LLM calls produce a parent span (kind `CLIENT`) with children for each tool call:

| Attribute                                                              | Meaning                                  |
| ---------------------------------------------------------------------- | ---------------------------------------- |
| `gen_ai.provider.name` (legacy: `gen_ai.system`)                       | Provider (`openai`, `anthropic`, …)      |
| `gen_ai.request.model`                                                 | Model id                                 |
| `gen_ai.usage.input_tokens` / `output_tokens`                          | Token count                              |
| `gen_ai.usage.cache_read.input_tokens` / `cache_creation.input_tokens` | Cache hits                               |
| `gen_ai.response.finish_reasons`                                       | `stop`, `tool_calls`, `length`, `error`  |
| `gen_ai.tool.name`                                                     | Tool invoked (on tool-call child spans)  |
| `gen_ai.usage.cost.usd`                                                | Estimated cost (if pricing map provided) |

These canonical `gen_ai.*` attributes are emitted by the `autotel-genai` package (third-party instrumentations may still emit the deprecated `gen_ai.system`).

Common findings:

- High `gen_ai.usage.input_tokens` with low `gen_ai.usage.cache_read.input_tokens` → enable prompt caching.
- Many sequential tool-call spans → consider parallel tool calls if the model supports it.
- `gen_ai.response.finish_reasons` contains `length` → bump `max_tokens`.

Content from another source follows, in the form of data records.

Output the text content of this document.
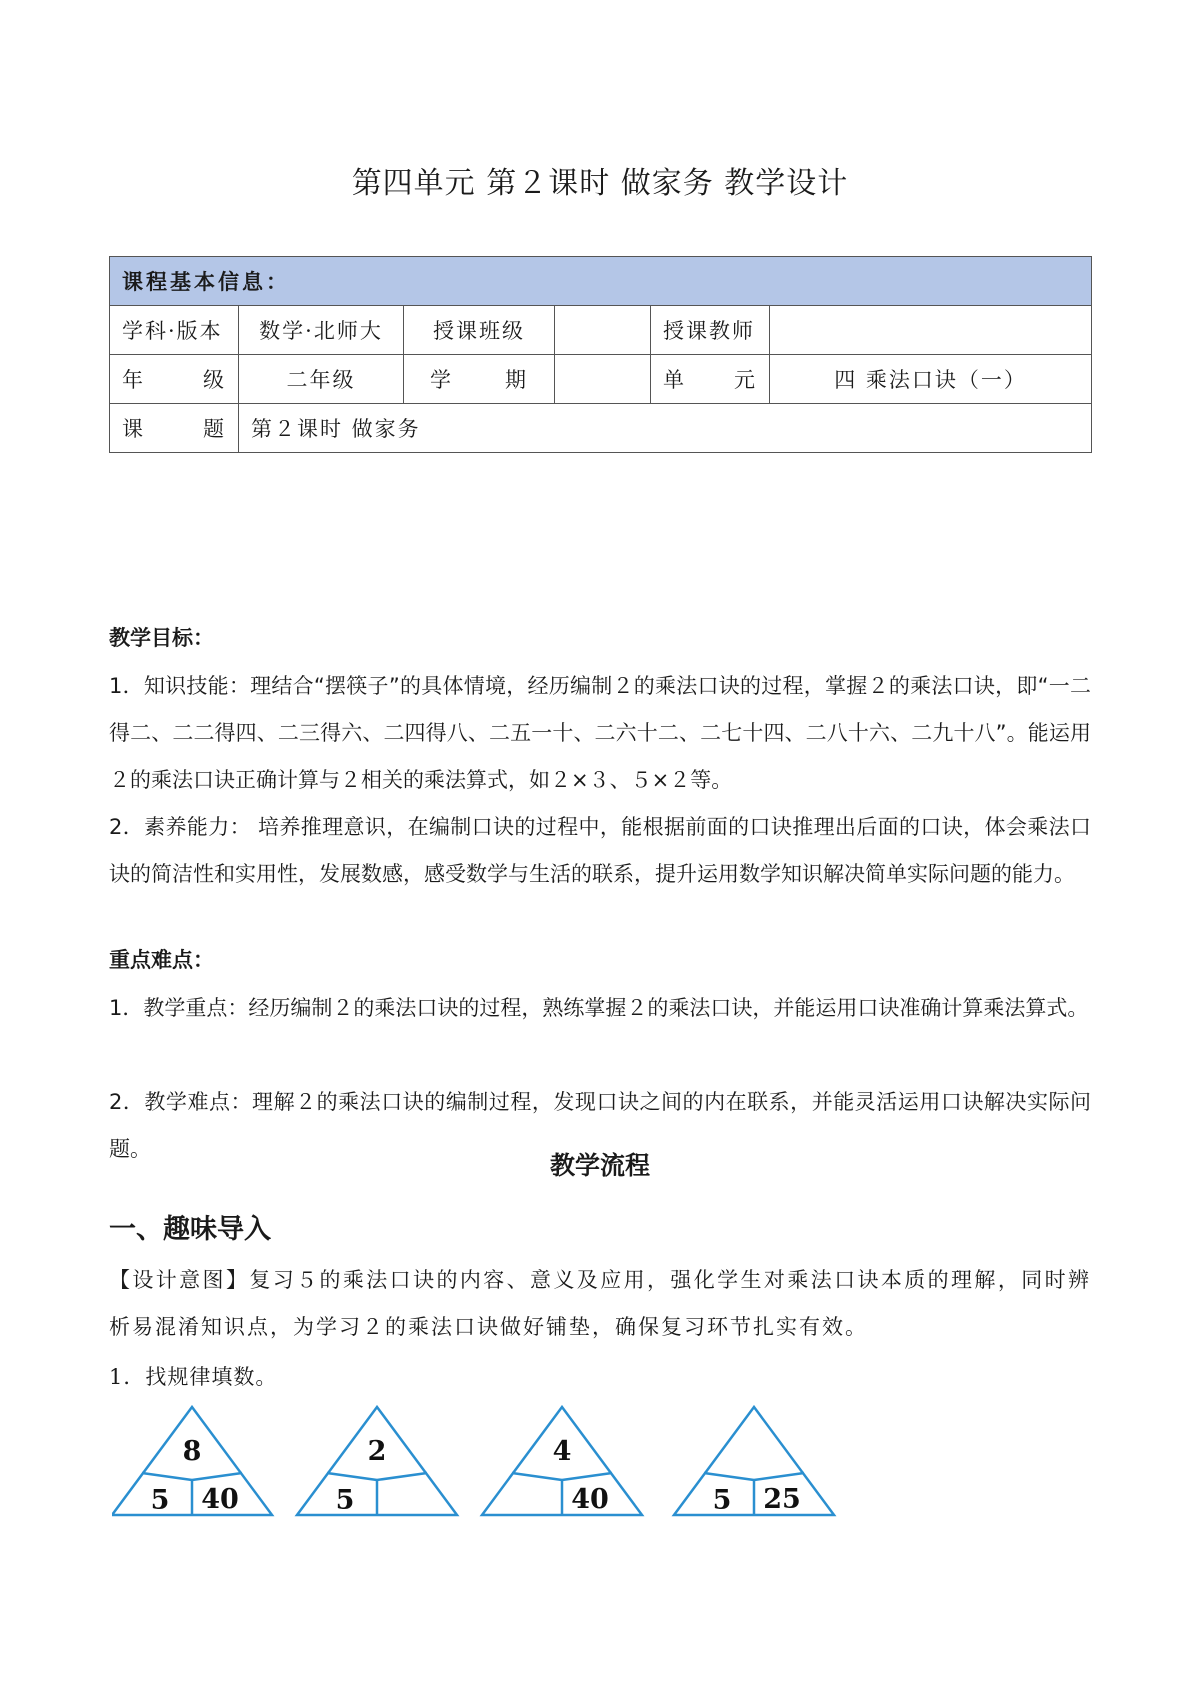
第四单元 第２课时 做家务 教学设计
课程基本信息：					
学科·版本	数学·北师大	授课班级		授课教师	

年 级	二年级	学 期		单 元	四 乘法口诀（一）

课 题	第２课时 做家务				

教学目标：

1．知识技能：理结合“摆筷子”的具体情境，经历编制２的乘法口诀的过程，掌握２的乘法口诀，即“一二得二、二二得四、二三得六、二四得八、二五一十、二六十二、二七十四、二八十六、二九十八”。能运用２的乘法口诀正确计算与２相关的乘法算式，如２×３、５×２等。

2．素养能力： 培养推理意识，在编制口诀的过程中，能根据前面的口诀推理出后面的口诀，体会乘法口诀的简洁性和实用性，发展数感，感受数学与生活的联系，提升运用数学知识解决简单实际问题的能力。

重点难点：

1．教学重点：经历编制２的乘法口诀的过程，熟练掌握２的乘法口诀，并能运用口诀准确计算乘法算式。

2．教学难点：理解２的乘法口诀的编制过程，发现口诀之间的内在联系，并能灵活运用口诀解决实际问题。

教学流程
一、趣味导入

【设计意图】复习５的乘法口诀的内容、意义及应用，强化学生对乘法口诀本质的理解，同时辨析易混淆知识点，为学习２的乘法口诀做好铺垫，确保复习环节扎实有效。

1．找规律填数。

8
5 40
2
5
4
40	5 25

## When the trace is missing

If you expected a span and there isn't one:

1. **Sampling.** Did head sampling drop it? Check `sampling.rates` and `recordedSpans` in any subscriber.
2. **Workers without `waitUntil`.** Did the request return before the exporter flushed? Move to `defineWorkerFetch` / `wrapModule`.
3. **`instrumentation.disabled = true`** — check env-conditional config.
4. **Exporter rejected.** Check service logs for `OTLP exporter` 4xx / 5xx — bad token, wrong dataset.

## Output format

When summarising an investigation, lead with the **decision-changing fact**, then the supporting evidence:

```
Failure cause: payment.declined (Stripe code: insufficient_funds)
- Trace: 9d3a…b21
- 38 / 412 checkout requests in the last hour failed with status=402.
- All in eu-west-1, all on plan=free.
- exception.cause.stripeChargeId starts with ch_3M…
- Suggest: surface the structured `fix` field to the client; current 402 body returns generic message.
```

Keep raw span dumps out of the summary; link to the trace ID instead.